Après cette harangue, les Lacédémoniens donnèrent la parole aux alliés, et les invitèrent à ouvrir l’avis qu’ils croiraient le meilleur pour le bien du Péloponnèse et des alliés. Beaucoup d’entre eux, et particulièrement ceux qui voulaient complaire aux Lacédémoniens, étaient d’avis qu’on mît une armée sur pied. Il fut donc arrêté que chaque ville contribuerait à une levée de dix mille hommes ; on ajouta en même temps qu’on serait libre de fournir de l’argent au lieu d’hommes, à raison de trois oboles éginètes par fantassin, et de quatre fois autant par cavalier. Les Lacédémoniens exigeraient des villes qui se refuseraient à l’expédition, un statère d’amende par jour pour chaque homme qu’on aurait du fournir.

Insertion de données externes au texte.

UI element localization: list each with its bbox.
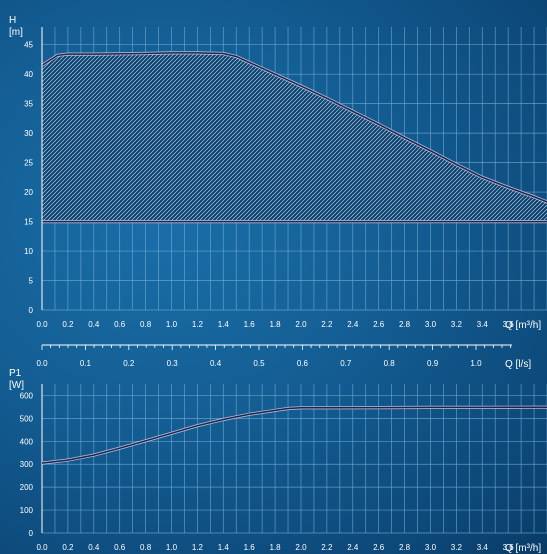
- y-tick-label: 200: [20, 483, 34, 492]
- x-tick-label: 2.0: [295, 543, 307, 552]
- y-axis-name: P1: [9, 368, 22, 379]
- y-tick-label: 0: [29, 529, 34, 538]
- x-tick-label: 1.2: [192, 543, 204, 552]
- x-tick-label: 0.6: [114, 543, 126, 552]
- power-chart: 0 100 200 300 400 500 600 0.0 0.2 0.4 0.6 0.8 1.0 1.2…: [9, 368, 547, 554]
- y-tick-label: 100: [20, 506, 34, 515]
- x-tick-label: 0.4: [88, 320, 100, 329]
- x-tick-label: 1.8: [270, 320, 282, 329]
- x-tick-label: 2.2: [321, 543, 333, 552]
- x-tick-label: 2.2: [321, 320, 333, 329]
- y-tick-label: 300: [20, 460, 34, 469]
- flow-axis-label: Q [l/s]: [505, 359, 531, 370]
- flow-tick-label: 0.8: [384, 359, 396, 368]
- x-tick-label: 1.6: [244, 543, 256, 552]
- x-tick-label: 2.8: [399, 543, 411, 552]
- flow-ls-axis: 0.0 0.1 0.2 0.3 0.4 0.5 0.6 0.7 0.8 0.9 1.0 Q [l/s]: [36, 344, 531, 370]
- head-chart: 0 5 10 15 20 25 30 35 40 45 0.0 0.2 0.4 0.6 0.8 1.0 1.2 1…: [9, 15, 547, 331]
- x-axis-label: Q [m³/h]: [505, 543, 541, 554]
- x-tick-label: 0.8: [140, 320, 152, 329]
- x-tick-label: 2.6: [373, 320, 385, 329]
- x-tick-label: 0.2: [62, 320, 74, 329]
- x-axis-label: Q [m³/h]: [505, 320, 541, 331]
- x-tick-label: 0.4: [88, 543, 100, 552]
- x-tick-label: 3.4: [477, 320, 489, 329]
- x-tick-label: 1.8: [270, 543, 282, 552]
- y-tick-label: 600: [20, 391, 34, 400]
- flow-tick-label: 0.3: [167, 359, 179, 368]
- flow-tick-label: 0.9: [427, 359, 439, 368]
- y-axis-unit: [W]: [9, 380, 24, 391]
- x-tick-label: 1.0: [166, 320, 178, 329]
- power-curve-line: [41, 406, 547, 464]
- y-tick-label: 5: [29, 277, 34, 286]
- y-axis-unit: [m]: [9, 27, 23, 38]
- x-tick-label: 2.8: [399, 320, 411, 329]
- y-tick-label: 500: [20, 414, 34, 423]
- x-tick-label: 0.8: [140, 543, 152, 552]
- y-tick-label: 45: [24, 41, 33, 50]
- flow-tick-label: 0.5: [253, 359, 265, 368]
- flow-tick-label: 0.7: [340, 359, 352, 368]
- x-tick-label: 3.6: [503, 543, 515, 552]
- power-curve-line-glow: [41, 405, 547, 465]
- flow-tick-label: 0.0: [36, 359, 48, 368]
- y-tick-label: 30: [24, 129, 33, 138]
- x-tick-label: 1.4: [218, 543, 230, 552]
- x-tick-label: 2.4: [347, 320, 359, 329]
- x-tick-label: 3.0: [425, 543, 437, 552]
- x-tick-label: 1.0: [166, 543, 178, 552]
- flow-tick-label: 0.6: [297, 359, 309, 368]
- flow-tick-label: 0.4: [210, 359, 222, 368]
- y-axis-name: H: [9, 15, 16, 26]
- x-tick-label: 3.2: [451, 320, 463, 329]
- x-tick-label: 2.0: [295, 320, 307, 329]
- x-tick-label: 3.6: [503, 320, 515, 329]
- x-tick-label: 0.6: [114, 320, 126, 329]
- y-tick-label: 10: [24, 247, 33, 256]
- y-tick-label: 35: [24, 100, 33, 109]
- x-tick-label: 0.2: [62, 543, 74, 552]
- flow-tick-label: 1.0: [470, 359, 482, 368]
- y-tick-label: 40: [24, 70, 33, 79]
- x-tick-label: 1.6: [244, 320, 256, 329]
- x-tick-label: 0.0: [36, 543, 48, 552]
- y-tick-label: 0: [29, 306, 34, 315]
- x-tick-label: 3.0: [425, 320, 437, 329]
- x-tick-label: 1.2: [192, 320, 204, 329]
- flow-tick-label: 0.2: [123, 359, 135, 368]
- flow-tick-label: 0.1: [80, 359, 92, 368]
- y-tick-label: 400: [20, 437, 34, 446]
- x-tick-label: 2.6: [373, 543, 385, 552]
- x-tick-label: 1.4: [218, 320, 230, 329]
- x-tick-label: 3.4: [477, 543, 489, 552]
- y-tick-label: 25: [24, 159, 33, 168]
- y-tick-label: 20: [24, 188, 33, 197]
- operating-area: [42, 52, 547, 222]
- x-tick-label: 0.0: [36, 320, 48, 329]
- x-tick-label: 3.2: [451, 543, 463, 552]
- max-curve-line: [41, 52, 547, 203]
- x-tick-label: 2.4: [347, 543, 359, 552]
- y-tick-label: 15: [24, 218, 33, 227]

Ces mesures conclues, les Acanthiens se levèrent une seconde fois pour observer que ces décrets étaient excellens, mais que leur exécution trainerait nécessairement en longueur ; que pendant la levée des dix mille hommes, les Lacédémoniens feraient bien d’envoyer en diligence le général et toutes les troupes que Sparte et les autres villes pourraient fournir sur-le-champ ; qu’en prenant ce parti, ou tiendrait en respect les villes qui ne s’étaient point déclarées pour Olynthe, et que celles qu’on avait contraintes ne seraient pas redoutables. Cet avis aussi approuvé, l’on envoie Eudamide, et avec lui environ deux mille tant néodamodes que Scirites et périèces. Lors de son départ, il pria les éphores de confier à son frère Phédidas le commandement des troupes qui ne partaient pas encore. Quant à lui, dès qu’il fut arrivé en Thrace, il envoya des garnisons aux villes qui lui en demandaient, et détacha Potidée de l’alliance d’Olynthe ; après quoi il fit la guerre comme il le pouvait avec des forces inférieures.

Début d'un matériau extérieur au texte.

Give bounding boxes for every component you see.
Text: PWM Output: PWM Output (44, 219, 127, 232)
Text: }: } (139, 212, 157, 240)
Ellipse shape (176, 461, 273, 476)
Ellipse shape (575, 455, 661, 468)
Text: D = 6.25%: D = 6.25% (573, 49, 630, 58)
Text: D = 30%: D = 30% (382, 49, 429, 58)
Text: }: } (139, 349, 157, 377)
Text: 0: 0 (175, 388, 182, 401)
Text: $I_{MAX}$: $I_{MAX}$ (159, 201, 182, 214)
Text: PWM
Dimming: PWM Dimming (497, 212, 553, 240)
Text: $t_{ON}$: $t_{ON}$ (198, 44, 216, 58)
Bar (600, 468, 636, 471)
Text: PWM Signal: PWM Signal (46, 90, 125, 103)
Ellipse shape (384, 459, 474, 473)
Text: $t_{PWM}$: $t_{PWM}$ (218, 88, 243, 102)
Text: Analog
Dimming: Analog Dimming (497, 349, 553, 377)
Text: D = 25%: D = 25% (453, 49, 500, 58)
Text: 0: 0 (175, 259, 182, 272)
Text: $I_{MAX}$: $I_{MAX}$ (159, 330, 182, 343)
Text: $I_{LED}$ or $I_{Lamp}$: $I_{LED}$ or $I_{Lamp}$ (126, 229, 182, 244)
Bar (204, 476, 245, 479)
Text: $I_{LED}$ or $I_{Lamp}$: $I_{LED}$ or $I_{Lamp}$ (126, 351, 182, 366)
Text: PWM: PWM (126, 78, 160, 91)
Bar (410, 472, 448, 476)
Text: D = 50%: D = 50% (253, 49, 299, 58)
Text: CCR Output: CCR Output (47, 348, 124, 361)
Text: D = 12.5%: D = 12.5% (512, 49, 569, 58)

Sur ces entrefaites, Phébidas, ayant rassemblé les troupes qui devaient joindre Eudamine, se mit à leur tête et partit. Arrivé à Thèbes, il campa près du gymnase situé hors de la ville. La division régnait alors parmi les Thébains : leurs généraux Isménias et Léontiade se haïssaient, et chacun avait sa faction. Le premier, qui n’aimait pas Lacédémone, ne voyait point Phébidas ; l’autre, au contraire, lui rendait des soins :

« Phébidas (lui dit-il un jour, sûr de son amitié), aujourd’hui même vous pouvez rendre le plus grand service à votre patrie. Suivez-moi avec vos hoplites ; je vous introduirai dans la forteresse ; dès que vous en serez maître, croyez Thèbes aux Lacédémoniens et à tous vos amis. Une proclamation vient de défendre aux Thébains de marcher avec vous contre Olynthe ; mais exécutez ce projet de concert avec nous, et bientôt nous vous donnerons quantité d’hoplites et de cavaliers ; vous conduirez une belle armée à votre frère, et tandis qu’il travaille à s’emparer d’Olynthe, vous aurez réduit Thèbes, ville beaucoup plus puissante qu’Olynthe. »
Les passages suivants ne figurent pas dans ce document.